Although the thousands of provisions that make up the North American tax system complicate their understanding and application, they have an economic, political and social function. We must not renounce to the improvement of regulations, so taxpayer and professionals may able to understand it and applied it correctly. However, oversimplifying the system implies reducing fiscal policies that seek to boost the economy. I respect the views of liberals, but I believe that governments should use their institutions to balance market misalignments. Fiscal policy is one of the most important tools for a country to achieve economic growth and offer the essential social benefits.

For example, “the U.S. government provides tax-free treatment for most income earned in retirement accounts, pensions, college savings accounts, and non-profits.” (Clausing, 2016) To compensate for this fiscal deficit, the tax burden is shifted to the capital of the corporations. At the same time, certain sectors of the economy may need tax incentives that allow a higher rate of investment. In today’s world, capitals move to tax havens. This in some way raises concern in a highly importing country like the US. So what I mean to say is that the world economic scenario is so complex that it has a direct effect on the country’s fiscal policy.

Discussion #2

What are the current tax issues being reported in the press and are there any major changes that might be coming up in the future?  Do you think that these changes are going to help our economy or set us back and why?

Comment #1

ne major current tax issue is the topic of qualified improvement property’s retail glitch. The tax community is still waiting on a fix for an oversight in the TCJA for qualified improvement property (Henley, 2020). As part of broader changes to the bonus depreciation deduction, the TCJA created a new category of real property- qualified improvement property (QIP)-that encompasses several types of property previously eligible for bonus depreciation, including qualified leasehold improvements, qualified restaurant property, and qualified retail improvements property (Henley, 2020). These types of property had been eligible for a 15-year cost recovery period and IRC section 179 expensing, prior to the TCJA. Any other type of real property outside of these categories had a cost recovery period of 39 years (Henley, 2020). Qualified improvement property is an improvement to an interior portion of a building which is nonresidential real property if such improvement is placed in service after the date the building was first placed in service.

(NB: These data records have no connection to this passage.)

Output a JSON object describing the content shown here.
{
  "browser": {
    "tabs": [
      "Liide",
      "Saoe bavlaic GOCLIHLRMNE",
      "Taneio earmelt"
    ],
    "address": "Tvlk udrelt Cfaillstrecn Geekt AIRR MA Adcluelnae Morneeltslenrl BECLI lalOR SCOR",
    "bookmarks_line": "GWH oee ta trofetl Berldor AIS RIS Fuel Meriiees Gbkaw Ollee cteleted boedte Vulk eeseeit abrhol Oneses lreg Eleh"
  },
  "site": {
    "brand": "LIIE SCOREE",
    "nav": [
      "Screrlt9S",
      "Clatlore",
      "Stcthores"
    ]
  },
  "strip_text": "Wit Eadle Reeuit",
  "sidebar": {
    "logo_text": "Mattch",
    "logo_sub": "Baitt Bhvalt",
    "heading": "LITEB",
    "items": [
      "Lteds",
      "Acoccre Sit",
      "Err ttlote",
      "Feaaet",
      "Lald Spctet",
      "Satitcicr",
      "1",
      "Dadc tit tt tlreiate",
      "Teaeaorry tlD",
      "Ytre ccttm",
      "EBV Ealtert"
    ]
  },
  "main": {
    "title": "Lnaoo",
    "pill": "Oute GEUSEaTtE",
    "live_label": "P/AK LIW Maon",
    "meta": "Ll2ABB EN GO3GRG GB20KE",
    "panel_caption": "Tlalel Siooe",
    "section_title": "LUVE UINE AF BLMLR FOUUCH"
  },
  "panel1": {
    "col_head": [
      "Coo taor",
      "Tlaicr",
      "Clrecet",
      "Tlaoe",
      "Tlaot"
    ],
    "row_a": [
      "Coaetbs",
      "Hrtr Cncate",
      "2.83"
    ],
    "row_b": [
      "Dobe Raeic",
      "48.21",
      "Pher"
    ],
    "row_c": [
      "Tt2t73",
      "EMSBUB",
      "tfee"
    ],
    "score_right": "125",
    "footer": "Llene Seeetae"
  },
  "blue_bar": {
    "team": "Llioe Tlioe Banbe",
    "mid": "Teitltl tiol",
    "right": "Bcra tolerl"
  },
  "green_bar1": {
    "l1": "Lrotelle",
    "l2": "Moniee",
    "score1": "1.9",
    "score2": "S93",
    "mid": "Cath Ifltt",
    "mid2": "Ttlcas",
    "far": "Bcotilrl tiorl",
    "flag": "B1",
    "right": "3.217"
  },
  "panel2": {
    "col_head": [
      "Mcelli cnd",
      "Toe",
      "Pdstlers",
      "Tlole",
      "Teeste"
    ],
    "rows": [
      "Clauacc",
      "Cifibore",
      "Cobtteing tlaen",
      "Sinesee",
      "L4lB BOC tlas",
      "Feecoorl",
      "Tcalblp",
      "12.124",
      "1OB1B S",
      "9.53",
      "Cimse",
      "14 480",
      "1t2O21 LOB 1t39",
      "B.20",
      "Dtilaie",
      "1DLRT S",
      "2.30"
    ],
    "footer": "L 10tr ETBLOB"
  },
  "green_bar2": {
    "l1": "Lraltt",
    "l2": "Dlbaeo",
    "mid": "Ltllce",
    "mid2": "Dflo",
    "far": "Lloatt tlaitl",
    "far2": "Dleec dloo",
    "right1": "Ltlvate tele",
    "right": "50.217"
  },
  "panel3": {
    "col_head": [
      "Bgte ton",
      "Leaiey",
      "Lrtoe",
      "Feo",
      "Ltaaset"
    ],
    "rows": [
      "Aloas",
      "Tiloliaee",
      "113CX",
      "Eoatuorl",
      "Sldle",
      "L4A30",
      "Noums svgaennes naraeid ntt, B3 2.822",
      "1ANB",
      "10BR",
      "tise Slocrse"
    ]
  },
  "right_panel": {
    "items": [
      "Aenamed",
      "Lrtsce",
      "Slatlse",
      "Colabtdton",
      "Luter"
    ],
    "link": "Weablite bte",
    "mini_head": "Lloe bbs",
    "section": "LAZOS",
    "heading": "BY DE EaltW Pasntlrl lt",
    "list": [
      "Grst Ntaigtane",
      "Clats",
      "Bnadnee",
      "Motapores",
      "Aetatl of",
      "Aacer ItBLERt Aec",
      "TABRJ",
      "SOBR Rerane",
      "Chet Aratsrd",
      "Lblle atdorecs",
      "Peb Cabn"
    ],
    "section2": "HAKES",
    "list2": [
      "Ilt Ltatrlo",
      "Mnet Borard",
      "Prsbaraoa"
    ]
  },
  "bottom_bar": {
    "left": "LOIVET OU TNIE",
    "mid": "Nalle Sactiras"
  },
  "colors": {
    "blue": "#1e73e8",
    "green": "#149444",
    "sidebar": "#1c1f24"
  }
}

The CARES Act used qualified improvement property as a 15-year property under Sec. 168(e)(3)(E). Certain simplifying provisions enacted by the TCJA are available to businesses with average annual gross receipts not exceeding $25 million (McGovern, Brewer, & Delaney, 2020).The TJCA enacted several simplifying provisions that are available to a business if the business’s average annual gross receipts, measured over the three prior years, do not exceed $25 million (McGovern, Brewer, & Delaney, 2020). Businesses that fluctuate between having income and having losses could be in the position of having to change accounting methods (McGovern, Brewer, & Delaney, 2020).

Several businesses that has invested in qualified improvement property now face higher costs than under previous law. The legislation amended Code § 168 to add new § 168(g)(1)(F) and (g)(8), which require a real property trade or business that elects out of the newly-enacted interest limitation of § 163(j) to use the alternative depreciation system for nonresidential real property, residential rental property, and qualified improvement property (McGovern, & Brewer, 2018). These current issues could set us back as a country. High marginal tax rates will discourage work, saving investment, and innovation which can affect the allocation of economic resources. Tax cuts can slow economic growth by increasing deficits.